Markus Becker, Séverine Kim, Robert Neumann
15.03 Drei nach Drei VERDO Konzertsaal
Konzert mit Markus Becker, Séverine Kim und Robert Neumann
Der Geist Haydns und Mozarts durchzieht die Sonatine von Maurice Ravel, ein neoklassizistisches Werk, dicht gearbeitet in klassischer Sonatenhauptsatzform - mit impressionistischen Klangfarben natürlich -, mit einem Menuett als Mittelsatz und einem unaufhörlich vorwärtsdrängenden Finale, an das als weiteres Werk Séverine Kim Ravels „Menuet Antique“ anschließen lässt. Es ist das erste Werk, das Ravel selbst veröffentlicht hat, ein interessantes Werk, zumal es in der Antike keine Menuette gab.
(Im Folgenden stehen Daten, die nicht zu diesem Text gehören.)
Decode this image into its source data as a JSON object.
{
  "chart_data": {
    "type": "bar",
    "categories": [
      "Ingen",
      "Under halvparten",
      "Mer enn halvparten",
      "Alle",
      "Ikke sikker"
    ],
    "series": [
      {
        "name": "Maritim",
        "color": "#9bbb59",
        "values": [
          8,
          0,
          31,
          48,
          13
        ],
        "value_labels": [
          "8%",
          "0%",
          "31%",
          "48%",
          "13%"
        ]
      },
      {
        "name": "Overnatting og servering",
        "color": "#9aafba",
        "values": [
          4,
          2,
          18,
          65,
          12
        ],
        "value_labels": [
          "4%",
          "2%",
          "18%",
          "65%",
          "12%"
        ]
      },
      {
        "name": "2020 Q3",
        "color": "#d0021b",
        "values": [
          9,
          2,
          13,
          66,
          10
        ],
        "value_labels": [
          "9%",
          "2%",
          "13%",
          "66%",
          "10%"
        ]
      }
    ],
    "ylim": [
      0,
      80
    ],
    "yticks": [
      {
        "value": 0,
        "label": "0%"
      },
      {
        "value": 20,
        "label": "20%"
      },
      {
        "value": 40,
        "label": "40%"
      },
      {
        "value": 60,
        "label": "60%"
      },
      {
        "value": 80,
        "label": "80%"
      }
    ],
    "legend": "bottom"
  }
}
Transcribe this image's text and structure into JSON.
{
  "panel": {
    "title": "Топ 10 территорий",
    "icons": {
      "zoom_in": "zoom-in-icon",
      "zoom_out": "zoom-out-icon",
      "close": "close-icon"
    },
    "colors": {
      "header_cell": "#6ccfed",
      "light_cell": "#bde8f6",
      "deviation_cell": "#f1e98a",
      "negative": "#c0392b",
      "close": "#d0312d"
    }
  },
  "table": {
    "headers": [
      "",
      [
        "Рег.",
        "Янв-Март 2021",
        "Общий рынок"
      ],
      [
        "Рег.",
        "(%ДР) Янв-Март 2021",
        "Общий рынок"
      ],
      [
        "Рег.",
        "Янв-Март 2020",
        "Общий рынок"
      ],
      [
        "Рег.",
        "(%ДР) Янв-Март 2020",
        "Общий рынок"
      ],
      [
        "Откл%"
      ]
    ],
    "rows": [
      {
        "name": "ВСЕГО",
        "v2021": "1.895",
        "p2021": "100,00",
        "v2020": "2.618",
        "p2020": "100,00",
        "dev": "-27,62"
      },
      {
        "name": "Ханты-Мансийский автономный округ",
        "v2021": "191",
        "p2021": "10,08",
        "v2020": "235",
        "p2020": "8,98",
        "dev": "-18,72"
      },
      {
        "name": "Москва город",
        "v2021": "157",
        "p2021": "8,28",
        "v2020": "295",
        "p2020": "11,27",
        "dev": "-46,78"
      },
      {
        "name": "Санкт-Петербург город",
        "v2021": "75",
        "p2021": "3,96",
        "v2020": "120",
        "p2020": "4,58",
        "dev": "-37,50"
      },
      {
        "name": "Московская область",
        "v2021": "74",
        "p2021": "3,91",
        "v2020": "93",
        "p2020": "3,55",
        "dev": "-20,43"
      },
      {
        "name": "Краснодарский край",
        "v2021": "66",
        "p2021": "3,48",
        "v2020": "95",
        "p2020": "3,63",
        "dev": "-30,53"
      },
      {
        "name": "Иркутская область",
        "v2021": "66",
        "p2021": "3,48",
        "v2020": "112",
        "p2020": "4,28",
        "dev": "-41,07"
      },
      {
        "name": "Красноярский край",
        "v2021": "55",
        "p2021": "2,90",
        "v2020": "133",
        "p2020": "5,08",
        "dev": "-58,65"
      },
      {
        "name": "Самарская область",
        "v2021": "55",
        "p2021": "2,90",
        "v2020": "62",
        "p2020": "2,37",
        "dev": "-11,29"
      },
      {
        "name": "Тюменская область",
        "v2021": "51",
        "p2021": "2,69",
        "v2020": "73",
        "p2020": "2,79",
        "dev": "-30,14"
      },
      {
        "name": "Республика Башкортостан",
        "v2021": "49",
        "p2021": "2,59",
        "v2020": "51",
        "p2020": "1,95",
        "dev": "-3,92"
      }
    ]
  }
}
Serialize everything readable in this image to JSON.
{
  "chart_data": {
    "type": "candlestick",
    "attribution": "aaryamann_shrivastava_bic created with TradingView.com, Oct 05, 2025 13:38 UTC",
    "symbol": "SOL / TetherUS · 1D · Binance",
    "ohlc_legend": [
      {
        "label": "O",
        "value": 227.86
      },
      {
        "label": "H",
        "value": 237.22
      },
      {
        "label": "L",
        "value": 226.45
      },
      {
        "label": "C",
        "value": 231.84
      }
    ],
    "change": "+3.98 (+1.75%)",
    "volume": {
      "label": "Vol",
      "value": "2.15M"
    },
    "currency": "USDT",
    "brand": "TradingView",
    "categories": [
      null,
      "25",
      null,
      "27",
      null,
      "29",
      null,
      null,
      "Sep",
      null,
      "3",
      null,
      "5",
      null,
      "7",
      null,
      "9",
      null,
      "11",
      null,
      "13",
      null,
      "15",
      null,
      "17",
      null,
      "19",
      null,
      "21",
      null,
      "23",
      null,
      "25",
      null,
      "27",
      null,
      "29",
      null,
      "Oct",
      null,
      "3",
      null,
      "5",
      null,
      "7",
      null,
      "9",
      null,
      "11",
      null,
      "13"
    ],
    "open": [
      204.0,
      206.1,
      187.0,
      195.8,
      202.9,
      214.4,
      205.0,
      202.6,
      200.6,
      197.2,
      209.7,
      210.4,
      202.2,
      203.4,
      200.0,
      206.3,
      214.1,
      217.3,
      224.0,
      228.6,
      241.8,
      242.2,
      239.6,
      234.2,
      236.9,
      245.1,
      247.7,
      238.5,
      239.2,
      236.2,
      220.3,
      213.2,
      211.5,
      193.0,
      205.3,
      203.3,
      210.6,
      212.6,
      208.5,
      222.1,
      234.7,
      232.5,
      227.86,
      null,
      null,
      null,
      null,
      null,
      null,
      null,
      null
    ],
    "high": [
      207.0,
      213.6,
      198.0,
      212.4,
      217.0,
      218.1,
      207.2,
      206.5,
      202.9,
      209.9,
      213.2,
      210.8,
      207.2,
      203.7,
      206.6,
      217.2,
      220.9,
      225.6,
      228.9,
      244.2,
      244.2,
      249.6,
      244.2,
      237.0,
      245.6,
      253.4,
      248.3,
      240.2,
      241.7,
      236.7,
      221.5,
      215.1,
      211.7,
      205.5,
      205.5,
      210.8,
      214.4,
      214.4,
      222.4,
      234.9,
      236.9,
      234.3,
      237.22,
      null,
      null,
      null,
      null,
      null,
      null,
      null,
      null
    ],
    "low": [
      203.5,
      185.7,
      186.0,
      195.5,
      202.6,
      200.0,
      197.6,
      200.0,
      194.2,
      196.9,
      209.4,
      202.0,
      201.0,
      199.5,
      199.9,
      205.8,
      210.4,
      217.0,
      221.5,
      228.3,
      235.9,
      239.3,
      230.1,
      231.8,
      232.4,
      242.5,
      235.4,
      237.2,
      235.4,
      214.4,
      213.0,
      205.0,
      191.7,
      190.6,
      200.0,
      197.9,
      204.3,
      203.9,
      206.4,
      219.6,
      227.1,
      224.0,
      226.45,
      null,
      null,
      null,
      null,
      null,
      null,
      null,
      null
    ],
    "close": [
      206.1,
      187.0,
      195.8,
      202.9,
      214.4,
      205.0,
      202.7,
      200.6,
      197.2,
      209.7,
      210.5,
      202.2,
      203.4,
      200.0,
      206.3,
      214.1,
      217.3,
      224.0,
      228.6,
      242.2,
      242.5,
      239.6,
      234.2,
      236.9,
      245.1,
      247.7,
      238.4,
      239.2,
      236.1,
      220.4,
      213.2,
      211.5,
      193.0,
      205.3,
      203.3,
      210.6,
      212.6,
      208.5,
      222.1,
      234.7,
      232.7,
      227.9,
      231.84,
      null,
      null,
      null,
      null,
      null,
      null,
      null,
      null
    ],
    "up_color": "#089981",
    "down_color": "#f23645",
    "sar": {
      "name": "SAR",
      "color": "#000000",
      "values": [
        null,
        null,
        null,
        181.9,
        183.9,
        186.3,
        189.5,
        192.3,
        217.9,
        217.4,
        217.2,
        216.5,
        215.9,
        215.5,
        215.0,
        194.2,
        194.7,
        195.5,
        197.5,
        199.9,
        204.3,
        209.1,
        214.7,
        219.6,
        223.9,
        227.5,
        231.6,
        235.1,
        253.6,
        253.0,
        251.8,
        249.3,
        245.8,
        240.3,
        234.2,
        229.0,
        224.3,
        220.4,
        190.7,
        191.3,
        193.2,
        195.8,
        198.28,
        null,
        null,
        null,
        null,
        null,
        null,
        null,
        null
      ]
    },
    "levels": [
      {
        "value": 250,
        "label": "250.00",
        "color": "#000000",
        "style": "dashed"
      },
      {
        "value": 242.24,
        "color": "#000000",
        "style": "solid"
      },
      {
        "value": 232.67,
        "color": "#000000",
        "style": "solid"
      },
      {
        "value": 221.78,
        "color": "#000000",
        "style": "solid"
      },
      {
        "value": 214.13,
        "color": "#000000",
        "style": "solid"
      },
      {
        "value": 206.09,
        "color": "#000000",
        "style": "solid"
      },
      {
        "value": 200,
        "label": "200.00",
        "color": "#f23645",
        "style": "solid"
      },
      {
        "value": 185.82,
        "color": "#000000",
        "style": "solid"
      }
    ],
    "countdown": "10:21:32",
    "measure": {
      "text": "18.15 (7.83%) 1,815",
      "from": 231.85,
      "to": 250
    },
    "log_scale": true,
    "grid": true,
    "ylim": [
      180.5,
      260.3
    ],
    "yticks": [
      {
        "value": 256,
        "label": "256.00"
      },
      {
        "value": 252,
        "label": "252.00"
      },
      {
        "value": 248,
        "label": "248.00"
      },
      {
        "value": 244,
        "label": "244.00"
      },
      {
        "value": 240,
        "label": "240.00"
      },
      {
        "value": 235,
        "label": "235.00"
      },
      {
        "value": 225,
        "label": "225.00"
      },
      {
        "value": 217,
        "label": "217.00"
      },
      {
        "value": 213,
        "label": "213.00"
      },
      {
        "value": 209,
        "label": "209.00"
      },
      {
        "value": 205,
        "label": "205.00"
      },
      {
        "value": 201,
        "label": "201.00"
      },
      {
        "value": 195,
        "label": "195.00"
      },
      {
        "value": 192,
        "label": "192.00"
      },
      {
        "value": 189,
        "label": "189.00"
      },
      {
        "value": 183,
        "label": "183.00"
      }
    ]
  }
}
Das musikalische Ausformen von Charakteren wie Haydn und Mozart es vermochten, zeigt sich auch in den Fantasiestücken des Romantikers Robert Schumann, von denen sein Vornamensvetter Robert Neumann eine Auswahl spielt. Der Tübinger Pianist wurde von Monika Giurgiuman und Elza Kolodin ausgebildet und studiert aktuell bei Eldar Nebolsin an der Hochschule Hanns-Eisler in Berlin. Das Nachmittagskonzert mündet final in eine impulsiv-drängende Haydn-Sonate, die Markus Becker interpretiert und die er als „Die Melancholische“ empfindet, wie er einmal in einem Interview verriet. Beckers Haydn-Aufnahmen haben die Aachener Nachrichten mal bezeichnet als „Haydn-Edition der Extraklasse“.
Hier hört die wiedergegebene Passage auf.